Alex Muller, note the hard-work hands on a then15 year old
Wally Muller had two sons who were left ashore during their school years. Both were anxious to use scuba on trips with dad aboard Coralita.
Wally devised a simple rule to test their water ability. A test that all scuba instructors should have adopted. He said: “You can try diving on scuba when you can free dive ten meters deep”.
Nobody should be allowed to dive on scuba until they pass this simple test.
Alexander Muller appeared in documentary films about sharks that were being made from aboard his father’s charter boat.

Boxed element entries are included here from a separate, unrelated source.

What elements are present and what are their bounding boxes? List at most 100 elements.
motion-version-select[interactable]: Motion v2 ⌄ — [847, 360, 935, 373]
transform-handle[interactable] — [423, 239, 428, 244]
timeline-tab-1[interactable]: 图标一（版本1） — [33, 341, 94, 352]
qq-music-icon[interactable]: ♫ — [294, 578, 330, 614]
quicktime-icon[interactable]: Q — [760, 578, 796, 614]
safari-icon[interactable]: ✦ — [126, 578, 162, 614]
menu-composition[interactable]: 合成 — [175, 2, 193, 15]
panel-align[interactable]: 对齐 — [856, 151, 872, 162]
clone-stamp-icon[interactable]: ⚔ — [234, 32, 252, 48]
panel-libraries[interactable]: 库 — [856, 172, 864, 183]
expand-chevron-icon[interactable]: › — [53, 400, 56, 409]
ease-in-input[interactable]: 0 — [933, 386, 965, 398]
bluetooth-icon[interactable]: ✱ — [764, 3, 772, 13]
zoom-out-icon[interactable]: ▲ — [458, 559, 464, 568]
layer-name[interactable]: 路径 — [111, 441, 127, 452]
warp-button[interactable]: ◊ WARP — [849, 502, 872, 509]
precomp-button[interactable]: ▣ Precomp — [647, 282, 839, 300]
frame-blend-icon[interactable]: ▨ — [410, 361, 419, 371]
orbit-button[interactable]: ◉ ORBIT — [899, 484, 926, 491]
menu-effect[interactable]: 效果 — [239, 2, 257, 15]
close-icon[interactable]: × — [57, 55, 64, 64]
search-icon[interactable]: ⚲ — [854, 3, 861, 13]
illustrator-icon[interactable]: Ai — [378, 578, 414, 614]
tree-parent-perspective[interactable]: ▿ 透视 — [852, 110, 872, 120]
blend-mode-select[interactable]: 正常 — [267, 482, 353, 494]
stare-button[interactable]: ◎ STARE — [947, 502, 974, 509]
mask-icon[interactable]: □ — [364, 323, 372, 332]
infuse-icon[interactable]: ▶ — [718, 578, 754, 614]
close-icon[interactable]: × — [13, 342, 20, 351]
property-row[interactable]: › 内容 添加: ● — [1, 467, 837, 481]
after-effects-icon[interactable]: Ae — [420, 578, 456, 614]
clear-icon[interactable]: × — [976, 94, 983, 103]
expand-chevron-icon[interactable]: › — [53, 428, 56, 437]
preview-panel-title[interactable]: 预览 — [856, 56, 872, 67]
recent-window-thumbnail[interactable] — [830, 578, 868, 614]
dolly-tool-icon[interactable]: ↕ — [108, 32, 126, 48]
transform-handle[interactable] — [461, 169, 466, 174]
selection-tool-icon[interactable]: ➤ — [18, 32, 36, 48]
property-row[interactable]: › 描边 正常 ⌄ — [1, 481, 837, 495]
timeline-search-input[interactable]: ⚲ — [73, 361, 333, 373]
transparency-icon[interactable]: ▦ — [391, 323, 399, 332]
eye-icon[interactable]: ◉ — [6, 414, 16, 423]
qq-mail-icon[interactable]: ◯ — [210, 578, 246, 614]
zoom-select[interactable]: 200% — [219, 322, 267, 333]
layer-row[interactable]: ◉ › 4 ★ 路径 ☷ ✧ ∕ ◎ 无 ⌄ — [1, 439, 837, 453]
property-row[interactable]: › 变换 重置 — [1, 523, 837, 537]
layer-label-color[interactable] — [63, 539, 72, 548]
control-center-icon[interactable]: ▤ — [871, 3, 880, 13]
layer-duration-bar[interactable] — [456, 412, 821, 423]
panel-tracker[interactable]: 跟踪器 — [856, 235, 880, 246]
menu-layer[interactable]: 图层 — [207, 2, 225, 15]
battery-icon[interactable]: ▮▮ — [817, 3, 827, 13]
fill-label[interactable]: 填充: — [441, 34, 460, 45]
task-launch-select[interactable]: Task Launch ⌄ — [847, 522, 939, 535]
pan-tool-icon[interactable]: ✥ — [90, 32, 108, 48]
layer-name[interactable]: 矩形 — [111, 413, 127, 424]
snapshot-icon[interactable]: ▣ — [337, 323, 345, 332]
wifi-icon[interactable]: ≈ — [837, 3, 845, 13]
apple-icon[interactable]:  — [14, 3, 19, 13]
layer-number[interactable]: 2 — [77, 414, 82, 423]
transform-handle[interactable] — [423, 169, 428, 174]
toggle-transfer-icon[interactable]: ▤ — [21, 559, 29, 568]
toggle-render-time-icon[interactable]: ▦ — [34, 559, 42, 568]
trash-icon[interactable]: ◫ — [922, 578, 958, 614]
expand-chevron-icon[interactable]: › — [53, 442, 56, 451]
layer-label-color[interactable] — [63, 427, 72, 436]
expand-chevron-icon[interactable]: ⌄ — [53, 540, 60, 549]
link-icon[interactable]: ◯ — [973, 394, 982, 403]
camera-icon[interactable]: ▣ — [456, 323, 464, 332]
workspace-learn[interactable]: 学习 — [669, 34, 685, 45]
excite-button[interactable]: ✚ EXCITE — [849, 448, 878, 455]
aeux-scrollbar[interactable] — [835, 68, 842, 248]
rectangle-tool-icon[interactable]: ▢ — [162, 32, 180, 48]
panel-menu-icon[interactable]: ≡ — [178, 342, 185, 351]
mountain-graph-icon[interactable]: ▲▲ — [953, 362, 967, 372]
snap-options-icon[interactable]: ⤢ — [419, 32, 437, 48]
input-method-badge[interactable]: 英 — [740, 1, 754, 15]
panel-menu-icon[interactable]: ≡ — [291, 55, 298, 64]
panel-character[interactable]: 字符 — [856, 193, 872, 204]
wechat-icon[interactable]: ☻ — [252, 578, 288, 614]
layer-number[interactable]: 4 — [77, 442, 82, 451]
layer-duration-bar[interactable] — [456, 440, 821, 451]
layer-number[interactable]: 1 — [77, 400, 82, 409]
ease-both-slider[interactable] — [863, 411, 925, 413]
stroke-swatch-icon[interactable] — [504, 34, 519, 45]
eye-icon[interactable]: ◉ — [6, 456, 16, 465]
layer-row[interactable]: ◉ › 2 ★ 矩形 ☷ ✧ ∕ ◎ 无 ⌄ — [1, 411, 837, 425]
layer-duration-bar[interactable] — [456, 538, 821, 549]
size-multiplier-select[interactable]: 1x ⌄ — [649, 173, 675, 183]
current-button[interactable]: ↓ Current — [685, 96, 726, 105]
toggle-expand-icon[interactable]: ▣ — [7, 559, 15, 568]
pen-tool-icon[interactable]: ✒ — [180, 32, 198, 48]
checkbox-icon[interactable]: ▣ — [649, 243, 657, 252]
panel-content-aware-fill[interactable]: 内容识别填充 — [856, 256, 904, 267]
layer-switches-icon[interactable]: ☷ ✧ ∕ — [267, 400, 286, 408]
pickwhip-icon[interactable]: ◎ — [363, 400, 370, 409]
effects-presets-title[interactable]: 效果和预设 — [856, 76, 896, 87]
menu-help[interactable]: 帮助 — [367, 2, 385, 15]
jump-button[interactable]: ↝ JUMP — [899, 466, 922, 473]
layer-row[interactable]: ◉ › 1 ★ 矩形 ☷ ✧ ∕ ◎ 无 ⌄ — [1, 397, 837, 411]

He received at least one credit in the title of a Ron Taylor shark film.
Deckhand Richard Weir (who represented Australia in the World Spear Fishing Championships, Chili) was so impressed with Alex’s fearless attitude toward sharks while spearfishing.
“He’d hold any struggling fish against his body and fight the sharks off with a speargun” said Richard, “he wasn’t going to let any shark beat him to the catch”.
(Remember how one ‘famous’ underwater naturalist confessed in an interview that ‘he’d panicked at the sight of a white tip shark in shallow water blocking his return to shore’.
The sharks Alexander was fighting were Grey reef whalers – not the less dangerous (to unintentionally bite), white tip reef sharks.
At one time young Alexander was creeping up behind people and shouting “BOO”. It was a stunt used so often that led to his nick name Boo still in use by his many friends and mates.
(It is also the name of a city in Sweden).
Another time Alexander had come aboard direct from three months work aboard a prawn trawler. His hands were badly knocked about from fish and prawn spines and other sharp objects. In terrible condition for a young man.
It didn’t seem to both Alex in the least.
He was a tough kid then and it has never changed.
Some of his many adventures are quite amazing. Like his father before him, he is now a professional fisherman working out of Yeppoon, Queensland.